Seine Kumpane hatte er aus den Augen verloren. Er hatte die Laute vernommen, die hinter ihm im Dikkicht ertönt waren. Sie gaben ihm Auskunft darüber, daß Tubuagos Männer ihnen folgten, daß sie Gegner um Gegner überwältigten – daß er, Borago, wahrscheinlich der einzige war, dem die Flucht glückte.

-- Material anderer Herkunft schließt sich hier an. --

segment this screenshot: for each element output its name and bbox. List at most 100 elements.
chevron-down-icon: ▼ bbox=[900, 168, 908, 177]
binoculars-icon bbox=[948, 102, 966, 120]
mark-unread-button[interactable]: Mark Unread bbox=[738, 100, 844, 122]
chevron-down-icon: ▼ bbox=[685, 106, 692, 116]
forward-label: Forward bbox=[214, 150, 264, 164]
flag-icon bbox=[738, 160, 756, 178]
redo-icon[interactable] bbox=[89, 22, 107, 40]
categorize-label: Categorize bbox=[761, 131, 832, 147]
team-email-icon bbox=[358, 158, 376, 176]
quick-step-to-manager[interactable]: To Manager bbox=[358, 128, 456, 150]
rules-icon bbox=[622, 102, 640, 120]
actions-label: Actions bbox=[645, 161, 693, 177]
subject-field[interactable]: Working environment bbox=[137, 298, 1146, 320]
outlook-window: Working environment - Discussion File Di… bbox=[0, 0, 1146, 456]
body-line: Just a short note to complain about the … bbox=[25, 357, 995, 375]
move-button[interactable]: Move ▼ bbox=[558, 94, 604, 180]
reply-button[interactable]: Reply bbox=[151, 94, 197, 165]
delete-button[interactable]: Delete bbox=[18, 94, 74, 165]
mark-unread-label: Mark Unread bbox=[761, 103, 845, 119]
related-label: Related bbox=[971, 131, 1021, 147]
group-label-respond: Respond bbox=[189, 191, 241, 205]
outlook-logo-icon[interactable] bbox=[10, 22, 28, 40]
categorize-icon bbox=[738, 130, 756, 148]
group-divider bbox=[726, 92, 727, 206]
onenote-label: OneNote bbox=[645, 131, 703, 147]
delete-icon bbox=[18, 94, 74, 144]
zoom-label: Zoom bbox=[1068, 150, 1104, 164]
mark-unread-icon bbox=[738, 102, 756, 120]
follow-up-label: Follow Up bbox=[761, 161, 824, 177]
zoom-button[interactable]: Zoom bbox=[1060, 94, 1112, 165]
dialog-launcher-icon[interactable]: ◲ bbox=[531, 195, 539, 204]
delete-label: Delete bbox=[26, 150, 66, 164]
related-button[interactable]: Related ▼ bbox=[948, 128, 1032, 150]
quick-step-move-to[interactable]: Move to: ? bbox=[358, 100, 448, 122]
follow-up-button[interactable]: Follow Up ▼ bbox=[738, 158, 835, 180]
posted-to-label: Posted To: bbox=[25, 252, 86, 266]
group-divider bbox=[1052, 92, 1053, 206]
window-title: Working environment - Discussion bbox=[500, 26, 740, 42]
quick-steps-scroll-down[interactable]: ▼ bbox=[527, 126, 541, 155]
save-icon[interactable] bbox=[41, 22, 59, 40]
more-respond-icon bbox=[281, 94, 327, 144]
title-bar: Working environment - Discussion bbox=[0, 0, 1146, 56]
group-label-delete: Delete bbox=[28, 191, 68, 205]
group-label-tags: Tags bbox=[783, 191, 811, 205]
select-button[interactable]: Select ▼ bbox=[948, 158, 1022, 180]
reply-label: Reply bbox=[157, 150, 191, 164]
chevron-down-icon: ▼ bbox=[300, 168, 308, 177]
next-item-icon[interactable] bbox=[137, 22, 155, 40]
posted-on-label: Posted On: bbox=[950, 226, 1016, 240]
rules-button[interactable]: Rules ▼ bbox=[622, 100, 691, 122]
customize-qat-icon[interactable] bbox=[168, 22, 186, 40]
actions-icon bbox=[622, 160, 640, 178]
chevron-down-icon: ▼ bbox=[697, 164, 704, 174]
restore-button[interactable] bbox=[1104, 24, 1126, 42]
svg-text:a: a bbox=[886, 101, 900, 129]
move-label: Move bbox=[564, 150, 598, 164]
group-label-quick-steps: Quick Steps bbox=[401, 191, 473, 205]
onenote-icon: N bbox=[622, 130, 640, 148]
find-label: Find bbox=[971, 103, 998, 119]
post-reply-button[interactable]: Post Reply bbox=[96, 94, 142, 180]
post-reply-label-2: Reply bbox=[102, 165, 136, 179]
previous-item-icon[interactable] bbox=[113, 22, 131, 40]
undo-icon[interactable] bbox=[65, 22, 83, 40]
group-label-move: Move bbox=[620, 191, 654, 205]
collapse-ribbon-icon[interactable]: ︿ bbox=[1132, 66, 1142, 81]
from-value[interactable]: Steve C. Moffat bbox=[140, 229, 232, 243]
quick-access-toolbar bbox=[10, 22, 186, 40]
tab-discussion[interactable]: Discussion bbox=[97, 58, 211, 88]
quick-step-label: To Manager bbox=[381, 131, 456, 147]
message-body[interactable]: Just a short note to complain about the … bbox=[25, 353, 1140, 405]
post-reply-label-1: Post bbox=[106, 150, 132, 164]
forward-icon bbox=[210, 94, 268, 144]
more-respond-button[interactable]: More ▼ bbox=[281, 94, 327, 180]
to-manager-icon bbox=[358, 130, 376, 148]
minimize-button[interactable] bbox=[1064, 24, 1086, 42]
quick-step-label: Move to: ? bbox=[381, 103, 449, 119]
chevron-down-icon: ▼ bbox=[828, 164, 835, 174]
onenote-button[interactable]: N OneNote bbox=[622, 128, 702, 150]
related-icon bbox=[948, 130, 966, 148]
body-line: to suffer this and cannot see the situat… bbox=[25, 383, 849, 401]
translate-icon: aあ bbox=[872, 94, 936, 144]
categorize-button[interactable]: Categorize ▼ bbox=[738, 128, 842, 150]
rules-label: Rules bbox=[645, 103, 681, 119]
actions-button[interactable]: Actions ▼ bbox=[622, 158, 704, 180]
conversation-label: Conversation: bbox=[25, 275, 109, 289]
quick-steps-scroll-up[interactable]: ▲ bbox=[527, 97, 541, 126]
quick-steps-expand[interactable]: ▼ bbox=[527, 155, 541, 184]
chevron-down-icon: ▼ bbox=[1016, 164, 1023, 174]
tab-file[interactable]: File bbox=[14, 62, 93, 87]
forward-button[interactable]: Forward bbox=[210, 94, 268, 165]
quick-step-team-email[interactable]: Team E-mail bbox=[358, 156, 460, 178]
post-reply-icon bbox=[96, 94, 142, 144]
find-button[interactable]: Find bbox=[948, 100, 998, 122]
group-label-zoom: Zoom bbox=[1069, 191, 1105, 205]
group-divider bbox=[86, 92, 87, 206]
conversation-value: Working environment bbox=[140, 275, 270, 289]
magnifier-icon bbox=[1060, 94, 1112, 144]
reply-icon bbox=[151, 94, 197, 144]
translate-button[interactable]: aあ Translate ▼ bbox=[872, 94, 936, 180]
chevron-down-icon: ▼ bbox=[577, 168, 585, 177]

Das Rufen seiner Feinde blieb hinter ihm zurück. Er traf auf den schmalen Flußlauf, der zwischen den Mangroven hindurch auf die See hinausführte, sah die versteckten Kanus friedlich daliegen und erkannte auch die Gestalt Bisaasis am Boden, den er mit seinem Messer ermordet hatte.
Nach Kewridis Gestalt forschte Borago vergebens. Sie trieb nicht im Wasser. Er dachte nicht weiter darüber nach. Ein Krokodil oder eine Schlange hat seinen Leichnam fortgeschleppt, sagte er sich.
Seine Schmerzen und die Übelkeit und Ohnmachtsgefühle, die ihn zu übermannen drohten, trieben ihn zur Eile. Er kletterte in eins der Kanus, griff nach einem Paddel und versuchte mit zusammengebissenen Zähnen, das Boot von den Wurzeln der Mangroven zu befreien, die wie Gespensterfinger nach ihm zu greifen schienen.
Er bemerkte nicht die blutüberströmte Gestalt, die sich hinter ihm aus dem neben seinem Boot liegenden Kanu erhob und ein Hartholzmesser über dem Kopf schwang.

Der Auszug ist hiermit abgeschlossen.